Written By mista sense on Friday, November 5, 2010 | 12:43 PM

So Keith Olbermann is suspended, without pay, from MSNBC.   The proximate issue, we are told, is that Olbermann donated money to three Democratic congressional candidates.   But The Cable Gamer thinks that the issue is deeper and more unreconciliable. Indeed, TCG predicts that KO has either been KO'd, or will soon KO himself.  Olbermann will not return to MSNBC.

Why?  Three reasons:

First, TCG figures that bad blood has been boiling between Olbermann and MSNBC management for a long time.  As noted here at TCG many times, Olbermann has been open, even flamboyant, in his determination to show the world that he runs the channel.  Pushing out Dan Abrams, pulling in Rachel Maddow, and generally emasculating MSNBC chief Phil Griffin.  Such tactics have worked well enough for Olbermann so far, but like a gambler on a streak, Olbermann has confused the power of bluff and bravado with real strength.  He might think that he runs MSNBC, but in fact, there are layers of suits above him, reaching all the way to the executive suite at NBC, and then to GE, and then to the shareholders--hedge funds, institutional investors, the electronic herd--who truly run every big company these days.  Those folks have personal feelings, which Olbermann has routinely poked for years.  In addition, the C-suite types don't like to think that they have rabblerousers and troublemakers on the payroll, attracting the ire of Congress (now half-controlled by Republicans), regulators, and so on.   Olby thought he could fight The Man, but The Man will win.  By definition, big companies are bigger than their talent.  NBC, which has been around for 80 years, is plenty big. 

Second, Olbermann himself can probably see the handwriting on the wall, and so probably doesn't mind all that much that he is being pushed out of MSNBC.  As noted here at TCG in the past, Olby has a martyr complex that woudl rival Mel Gibson, and so the idea of sacrificing for his art isn't so bad. Olbermann has had a good run at MSNBC, but now, GE is in the midst of selling NBC-U, parent of MSNBC, to Comcast.  And Comcast is going to bring a new ethos to the company.   Who knows what Comcast careerist Steve Burke, who will replace Jeff Zucker as chief of NBCU, thinks about MSNBC, and Olbermann; the only guarantee is that Burke thinks different.   And so Olby, having rolled boxcars for years at MSNBC, can't expect to keep getting such good rolls of the dice in the future, under the new regime.    Indeed, Olby might even figure that he is enough of a marquee "brand" that he could carry a whole new channel, the way that Howard Stern put Sirius radio, or revive an old channel, the way that Conan O'Brien might seem to do at TBS.   What if, say, Daily Kos wants to start its own network?   Yes, Daily Kos is a blog--to which Olby has been contributing--but in the Converged world, why couldn't Kos do it?  Or maybe Newsweek--angel investor Sidney Harman can't seem to find an editor for his mag, so why not Olbermann?  Instant name ID, and instant buzz.

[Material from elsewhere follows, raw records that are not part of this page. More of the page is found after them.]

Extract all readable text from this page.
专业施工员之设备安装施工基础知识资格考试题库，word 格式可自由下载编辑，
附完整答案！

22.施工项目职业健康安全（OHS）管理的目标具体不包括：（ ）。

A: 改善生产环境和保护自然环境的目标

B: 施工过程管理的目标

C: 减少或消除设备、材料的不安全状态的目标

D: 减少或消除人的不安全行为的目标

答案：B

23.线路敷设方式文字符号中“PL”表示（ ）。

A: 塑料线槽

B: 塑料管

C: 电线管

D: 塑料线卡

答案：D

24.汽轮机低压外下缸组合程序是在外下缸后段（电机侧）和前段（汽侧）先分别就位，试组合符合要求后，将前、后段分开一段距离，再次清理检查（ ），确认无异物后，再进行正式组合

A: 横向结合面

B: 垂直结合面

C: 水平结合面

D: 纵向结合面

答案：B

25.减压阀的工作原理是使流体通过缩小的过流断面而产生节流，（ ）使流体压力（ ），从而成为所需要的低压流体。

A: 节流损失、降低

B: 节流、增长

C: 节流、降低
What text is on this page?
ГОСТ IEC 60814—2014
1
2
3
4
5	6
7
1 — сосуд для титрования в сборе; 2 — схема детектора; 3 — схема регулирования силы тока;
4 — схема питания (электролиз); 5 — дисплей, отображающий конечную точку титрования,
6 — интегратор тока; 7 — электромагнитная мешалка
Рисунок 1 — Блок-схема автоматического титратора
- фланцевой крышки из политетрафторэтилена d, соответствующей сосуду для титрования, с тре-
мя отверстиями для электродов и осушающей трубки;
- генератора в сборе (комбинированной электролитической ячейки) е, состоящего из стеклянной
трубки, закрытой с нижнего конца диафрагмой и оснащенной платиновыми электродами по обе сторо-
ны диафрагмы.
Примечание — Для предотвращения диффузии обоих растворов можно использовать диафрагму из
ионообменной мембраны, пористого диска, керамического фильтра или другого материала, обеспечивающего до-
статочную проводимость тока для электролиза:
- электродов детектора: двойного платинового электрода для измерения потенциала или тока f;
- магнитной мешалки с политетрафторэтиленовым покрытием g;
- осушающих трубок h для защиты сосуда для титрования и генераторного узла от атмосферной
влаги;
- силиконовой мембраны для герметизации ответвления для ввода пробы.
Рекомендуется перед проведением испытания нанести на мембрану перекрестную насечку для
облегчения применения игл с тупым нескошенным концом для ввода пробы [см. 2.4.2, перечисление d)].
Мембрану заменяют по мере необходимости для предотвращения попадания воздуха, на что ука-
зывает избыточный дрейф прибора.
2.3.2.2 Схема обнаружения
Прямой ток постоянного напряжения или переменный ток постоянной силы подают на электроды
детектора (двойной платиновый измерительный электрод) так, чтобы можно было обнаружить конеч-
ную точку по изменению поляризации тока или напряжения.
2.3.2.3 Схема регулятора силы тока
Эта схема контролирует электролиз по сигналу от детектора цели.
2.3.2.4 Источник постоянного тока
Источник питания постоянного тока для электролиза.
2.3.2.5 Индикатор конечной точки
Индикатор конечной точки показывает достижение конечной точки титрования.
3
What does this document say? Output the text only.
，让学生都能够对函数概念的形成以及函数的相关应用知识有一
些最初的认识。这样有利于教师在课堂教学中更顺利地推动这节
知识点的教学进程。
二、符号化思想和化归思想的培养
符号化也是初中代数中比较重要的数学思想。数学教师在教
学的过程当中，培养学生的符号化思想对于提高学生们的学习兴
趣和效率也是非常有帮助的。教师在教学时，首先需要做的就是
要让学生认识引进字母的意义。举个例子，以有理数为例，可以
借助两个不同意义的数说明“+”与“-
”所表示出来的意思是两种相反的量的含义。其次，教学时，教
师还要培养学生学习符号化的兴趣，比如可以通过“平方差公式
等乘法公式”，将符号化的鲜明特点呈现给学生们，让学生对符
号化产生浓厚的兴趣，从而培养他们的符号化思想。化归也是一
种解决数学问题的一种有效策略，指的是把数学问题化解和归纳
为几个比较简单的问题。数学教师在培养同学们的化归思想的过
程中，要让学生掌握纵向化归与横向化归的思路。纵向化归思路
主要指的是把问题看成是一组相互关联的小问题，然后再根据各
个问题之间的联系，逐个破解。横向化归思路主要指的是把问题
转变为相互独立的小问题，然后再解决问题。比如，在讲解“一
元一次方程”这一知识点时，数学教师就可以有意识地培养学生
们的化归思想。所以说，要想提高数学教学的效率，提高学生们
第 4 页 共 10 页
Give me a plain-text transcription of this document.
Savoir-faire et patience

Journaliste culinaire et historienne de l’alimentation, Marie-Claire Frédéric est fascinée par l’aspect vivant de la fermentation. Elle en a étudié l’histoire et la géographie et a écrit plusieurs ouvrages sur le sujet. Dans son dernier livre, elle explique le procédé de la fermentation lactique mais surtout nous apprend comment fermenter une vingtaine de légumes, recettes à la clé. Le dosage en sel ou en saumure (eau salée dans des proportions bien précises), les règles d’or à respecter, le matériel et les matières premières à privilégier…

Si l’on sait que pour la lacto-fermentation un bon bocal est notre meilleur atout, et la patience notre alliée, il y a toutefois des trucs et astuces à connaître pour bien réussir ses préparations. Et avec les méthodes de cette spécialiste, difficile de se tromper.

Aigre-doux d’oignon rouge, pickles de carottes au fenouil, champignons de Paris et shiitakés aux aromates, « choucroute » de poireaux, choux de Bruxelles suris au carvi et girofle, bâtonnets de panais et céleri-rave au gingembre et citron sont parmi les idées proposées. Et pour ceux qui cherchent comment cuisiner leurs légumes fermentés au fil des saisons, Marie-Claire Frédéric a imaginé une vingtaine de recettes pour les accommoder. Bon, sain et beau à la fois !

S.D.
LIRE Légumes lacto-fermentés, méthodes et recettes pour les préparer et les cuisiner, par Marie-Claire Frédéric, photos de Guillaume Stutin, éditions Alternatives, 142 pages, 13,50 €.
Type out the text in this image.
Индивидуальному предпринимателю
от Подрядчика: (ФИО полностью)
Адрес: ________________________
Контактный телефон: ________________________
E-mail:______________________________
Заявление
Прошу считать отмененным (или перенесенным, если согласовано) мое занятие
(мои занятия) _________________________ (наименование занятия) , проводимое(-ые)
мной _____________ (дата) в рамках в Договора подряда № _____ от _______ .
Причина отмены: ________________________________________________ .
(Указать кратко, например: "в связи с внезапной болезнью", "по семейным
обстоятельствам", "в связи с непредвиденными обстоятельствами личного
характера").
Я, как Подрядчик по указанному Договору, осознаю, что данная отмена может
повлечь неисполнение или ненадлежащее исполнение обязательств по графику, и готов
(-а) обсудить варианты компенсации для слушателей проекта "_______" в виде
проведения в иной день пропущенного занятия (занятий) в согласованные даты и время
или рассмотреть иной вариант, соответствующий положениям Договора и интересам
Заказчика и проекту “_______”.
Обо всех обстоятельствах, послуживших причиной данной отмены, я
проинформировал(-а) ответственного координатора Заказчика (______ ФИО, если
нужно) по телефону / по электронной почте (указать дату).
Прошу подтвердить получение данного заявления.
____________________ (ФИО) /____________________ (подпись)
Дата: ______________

Third, even if MSNBC isn't determined to get rid of Olbermann, and even if Olbermann isn't determined to be gotten rid of, the practical reality of the next few days will clinch Olby's exit.  In a world of blogs and Twitter, somebody--most likely, Olbermann himself--will say or tweet something that inflames this "dicey" situation.   If Olby couldn't resist tweeting criticism of Jon Stewart, he won't be able to resist tweeting something about his situation.  Or blogging it, or texting it, or otherwise ruminating it.  And so in this high-stakes faceoff, someone will make a move that blows this situation up, and so makes it impossible, face-saving-wise, for Olbermann and MSNBC/GE/Comcast to resolve this situation amicably.   This is a volatile situation, and nobody is more volatile than Olby.

So you read it here first, folks--Keith Olbermann will not be back at MSNBC.